I want to keep those questions open in thinking about the rest of the play.
In the first scene of Act 3, Shylock encounters Salerio and Solanio. Is it an accident that these two have such similar names, and seem interchangeable? Because they are both hateful, cruel men. As the scene opens, they're discussing the rumor that Antonio's ships have been lost, when Shylock enters and accuses them of taking part in his daughter's defection. For all he is portrayed as an unfeeling miser, the loss of his only child has affected him deeply:
Shylock: You knew, none so well, none so well as you, of my daughter's flight.
Salerio: That's certain.

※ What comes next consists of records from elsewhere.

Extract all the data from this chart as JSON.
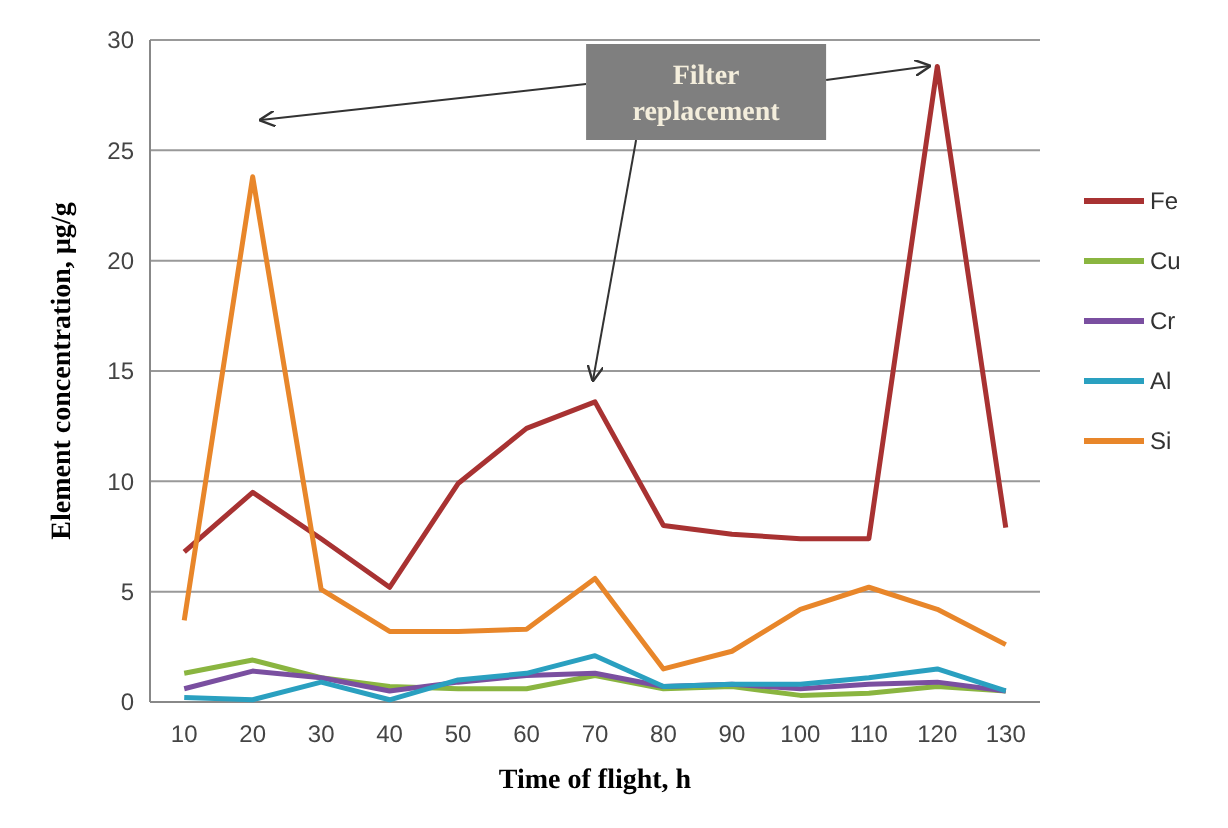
{
  "chart_data": {
    "type": "line",
    "xlabel": "Time of flight, h",
    "ylabel": "Element concentration, µg/g",
    "categories": [
      "10",
      "20",
      "30",
      "40",
      "50",
      "60",
      "70",
      "80",
      "90",
      "100",
      "110",
      "120",
      "130"
    ],
    "series": [
      {
        "name": "Fe",
        "color": "#a83232",
        "values": [
          6.8,
          9.5,
          7.4,
          5.2,
          9.9,
          12.4,
          13.6,
          8.0,
          7.6,
          7.4,
          7.4,
          28.8,
          7.9
        ]
      },
      {
        "name": "Cu",
        "color": "#8ab540",
        "values": [
          1.3,
          1.9,
          1.1,
          0.7,
          0.6,
          0.6,
          1.2,
          0.6,
          0.7,
          0.3,
          0.4,
          0.7,
          0.5
        ]
      },
      {
        "name": "Cr",
        "color": "#7a4fa0",
        "values": [
          0.6,
          1.4,
          1.1,
          0.5,
          0.9,
          1.2,
          1.3,
          0.7,
          0.8,
          0.6,
          0.8,
          0.9,
          0.5
        ]
      },
      {
        "name": "Al",
        "color": "#2aa0c0",
        "values": [
          0.2,
          0.1,
          0.9,
          0.1,
          1.0,
          1.3,
          2.1,
          0.7,
          0.8,
          0.8,
          1.1,
          1.5,
          0.5
        ]
      },
      {
        "name": "Si",
        "color": "#e8862a",
        "values": [
          3.7,
          23.8,
          5.1,
          3.2,
          3.2,
          3.3,
          5.6,
          1.5,
          2.3,
          4.2,
          5.2,
          4.2,
          2.6
        ]
      }
    ],
    "ylim": [
      0,
      30
    ],
    "yticks": [
      0,
      5,
      10,
      15,
      20,
      25,
      30
    ],
    "grid": "y",
    "legend": "right",
    "marker": "none",
    "line_style": "solid",
    "annotations": [
      "Filter replacement"
    ]
  }
}
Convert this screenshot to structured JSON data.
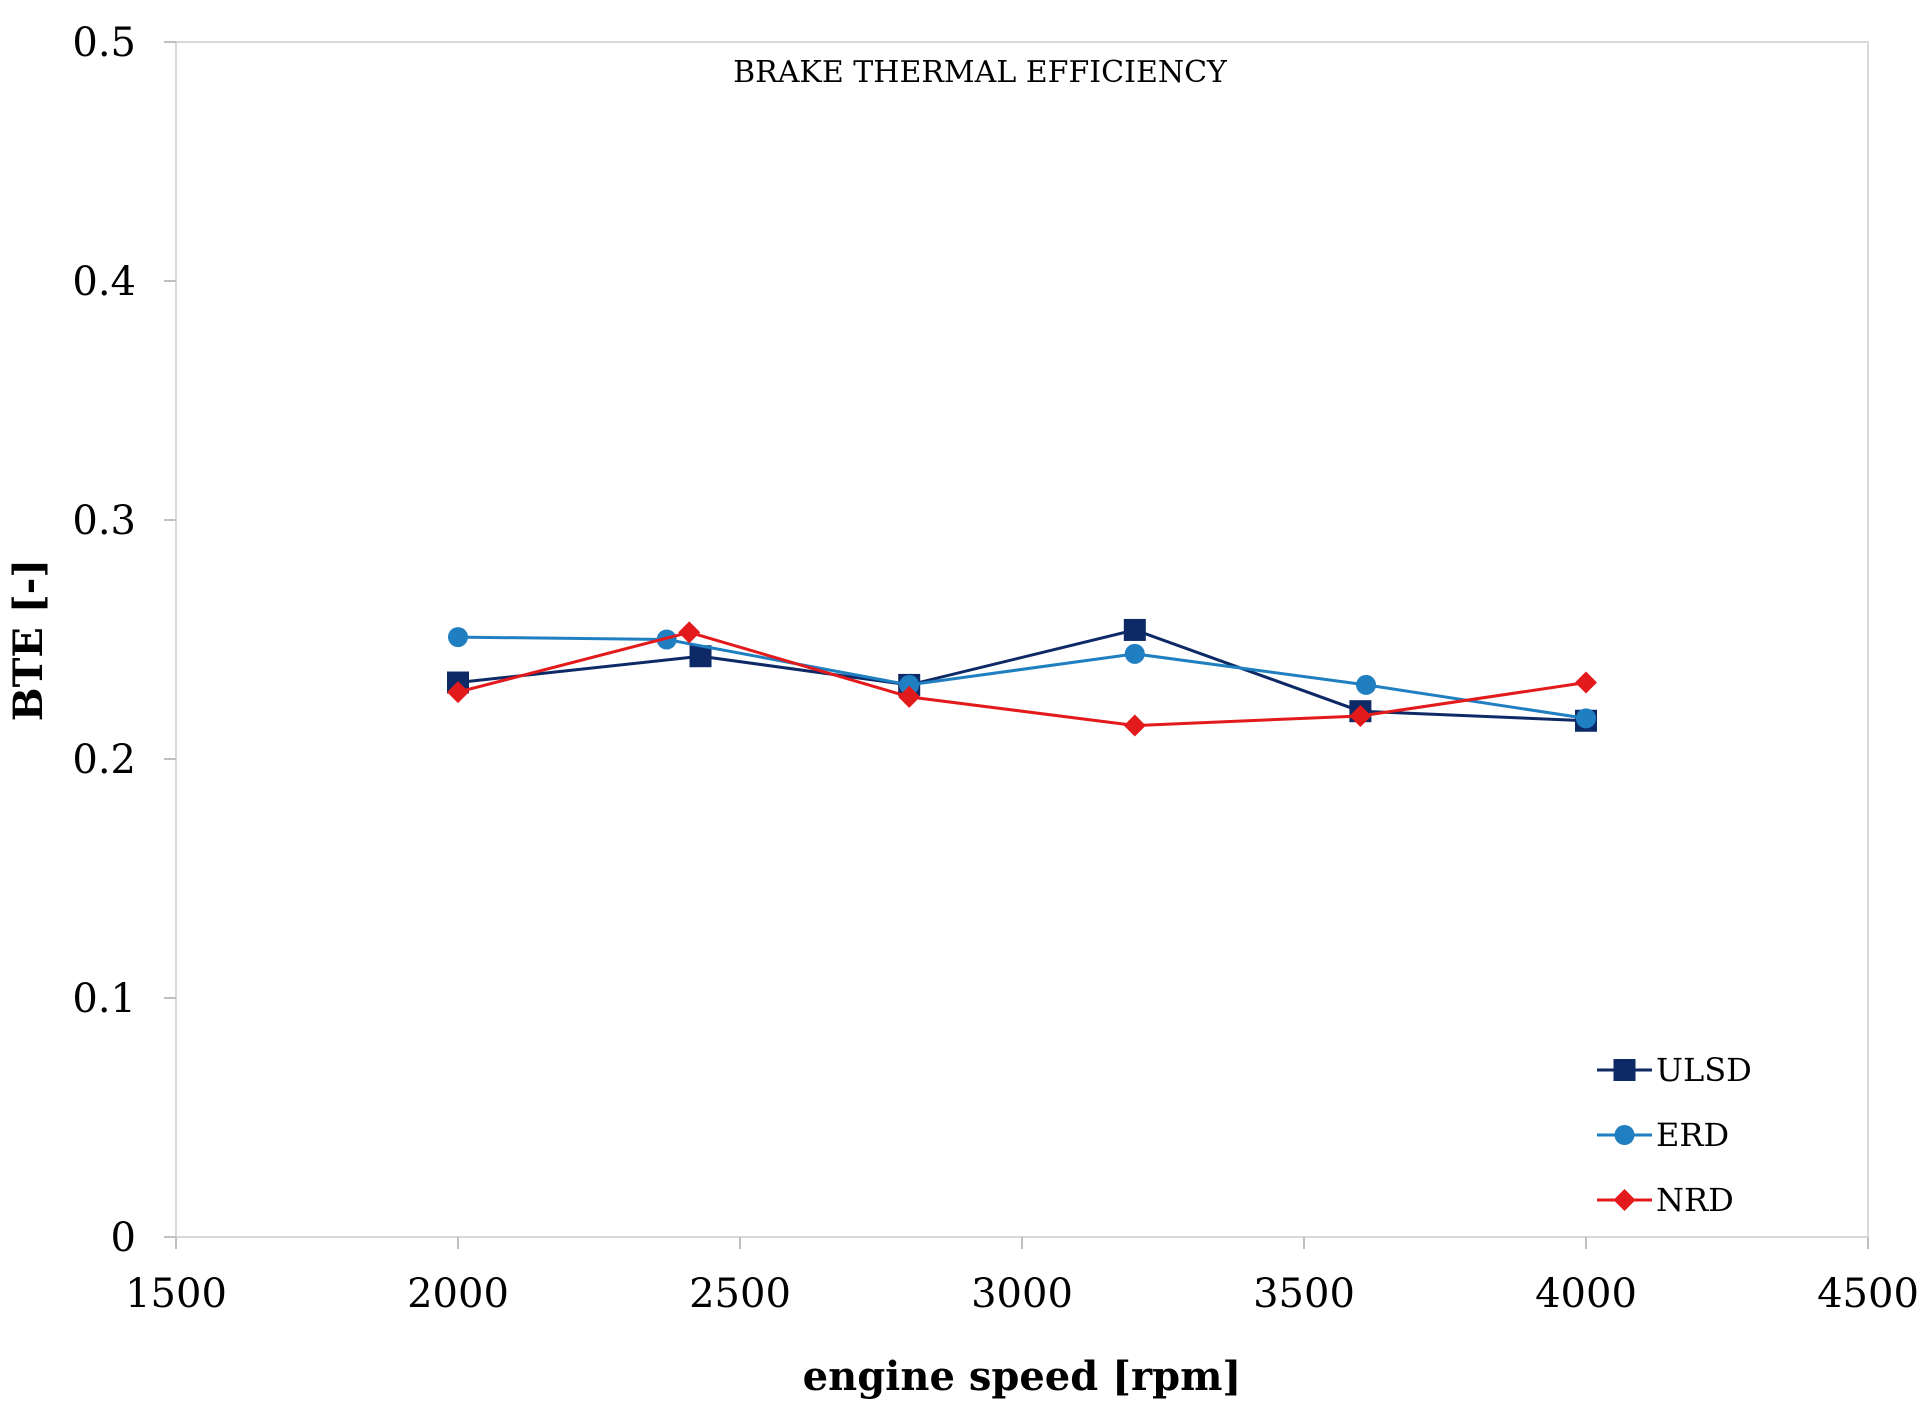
{
  "chart_data": {
    "type": "line",
    "title": "BRAKE THERMAL EFFICIENCY",
    "xlabel": "engine speed [rpm]",
    "ylabel": "BTE [-]",
    "xlim": [
      1500,
      4500
    ],
    "ylim": [
      0,
      0.5
    ],
    "x_ticks": [
      "1500",
      "2000",
      "2500",
      "3000",
      "3500",
      "4000",
      "4500"
    ],
    "y_ticks": [
      "0",
      "0.1",
      "0.2",
      "0.3",
      "0.4",
      "0.5"
    ],
    "grid": false,
    "legend_position": "bottom-right",
    "series": [
      {
        "name": "ULSD",
        "color": "#0d2a66",
        "marker": "square",
        "x": [
          2000,
          2430,
          2800,
          3200,
          3600,
          4000
        ],
        "y": [
          0.232,
          0.243,
          0.231,
          0.254,
          0.22,
          0.216
        ]
      },
      {
        "name": "ERD",
        "color": "#1f7fc0",
        "marker": "circle",
        "x": [
          2000,
          2370,
          2800,
          3200,
          3610,
          4000
        ],
        "y": [
          0.251,
          0.25,
          0.231,
          0.244,
          0.231,
          0.217
        ]
      },
      {
        "name": "NRD",
        "color": "#e31a1c",
        "marker": "diamond",
        "x": [
          2000,
          2410,
          2800,
          3200,
          3600,
          4000
        ],
        "y": [
          0.228,
          0.253,
          0.226,
          0.214,
          0.218,
          0.232
        ]
      }
    ]
  }
}
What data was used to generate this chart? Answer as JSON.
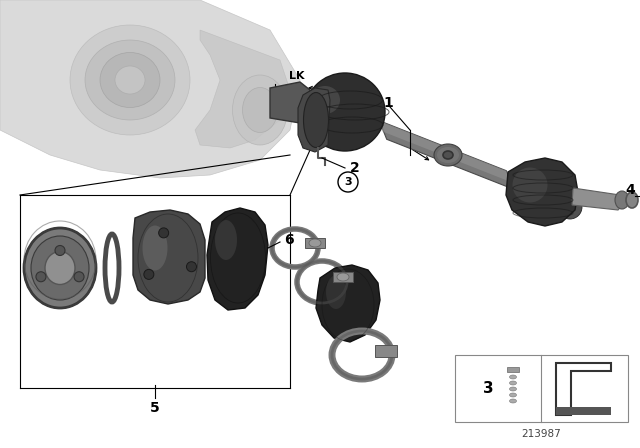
{
  "bg_color": "#ffffff",
  "fig_width": 6.4,
  "fig_height": 4.48,
  "dpi": 100,
  "part_number": "213987",
  "line_color": "#000000",
  "text_color": "#000000",
  "dark_part": "#3a3a3a",
  "mid_part": "#6a6a6a",
  "light_part": "#a0a0a0",
  "shaft_color": "#808080",
  "diff_light": "#c8c8c8",
  "diff_mid": "#b0b0b0"
}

I for my part knew the tailor that made the wings she flew withal.
Solanio: And Shylock for his own part knew the bird was fledge, and then it is the complexion of them all to leave the dam.
Shylock: She is damned for it.
Salerio: That's certain, if the devil may be her judge.
Shylock: My own flesh and blood to rebel!
Solanio: Out upon it, old carrion, rebels it at these years?
Shylock: I say my daughter is my flesh and blood.
Salerio: And yet there is more difference between thy flesh and hers than between jet and ivory; more between your bloods than there is between red wine and Rhenish.
Sal and Sol play around with words here, in a way that offends Shylock. Sal takes the notion of Jessica's "flight" literally, and talks about wings (in the current fashion, a tailor makes "wings" on gowns) and fledgling birds. Shylock picks up on their bantering, but his retort is angry and bitter. The fledgling may leave her dam (parent), but she will be "damned" for it.
Shylock must be suffering indeed to let these enemies see his pain. But he does--when he calls Jessica his "flesh and blood," I always imagine his words as a wail of betrayal and loss. Here's where Sal and Sol get really mean. The idea of the flesh "rebelling" refers to one's carnal appetites, too--he's an old piece of dead meat, Sol suggests, who still wants to get laid. It's a cruel, crude, and disgusting thing to say at such a time. Shylock is too angry to play the game anymore, and simply repeats what he literally meant--that Jessica is his offspring. Sal snarls back that Jessica is white to his black--his moral opposite.
This is a kind of interesting moment in terms of the Elizabethan view of Jewishness. Jessica later says that she will be "saved" because of her husband, which suggests--as does Sal's derisive comment--that conversion erased the "Jewish taint." In other words, being Jewish, at least to Renaissance Christians, was a religious and cultural choice, not a racial destiny. When the play was performed in Austria under the auspices of the Nazi propaganda machine, Jessica was recast as an adopted daughter. Because to to the Nazis, Jewishness was something in the blood, and no amount of renunciation could erase that racial stain. In the Nazi fantasy, there was no bond of blood between Jew and Christian; had the Nazis won the war, no one would have dared use a black woman's cells for anything.
Something to think about, for you virtual history buffs.
Well, that's all I've got for today. Oh, and the book on Henrietta Lacks is by Rebecca Skloot. Check it out--it's really thought-provoking.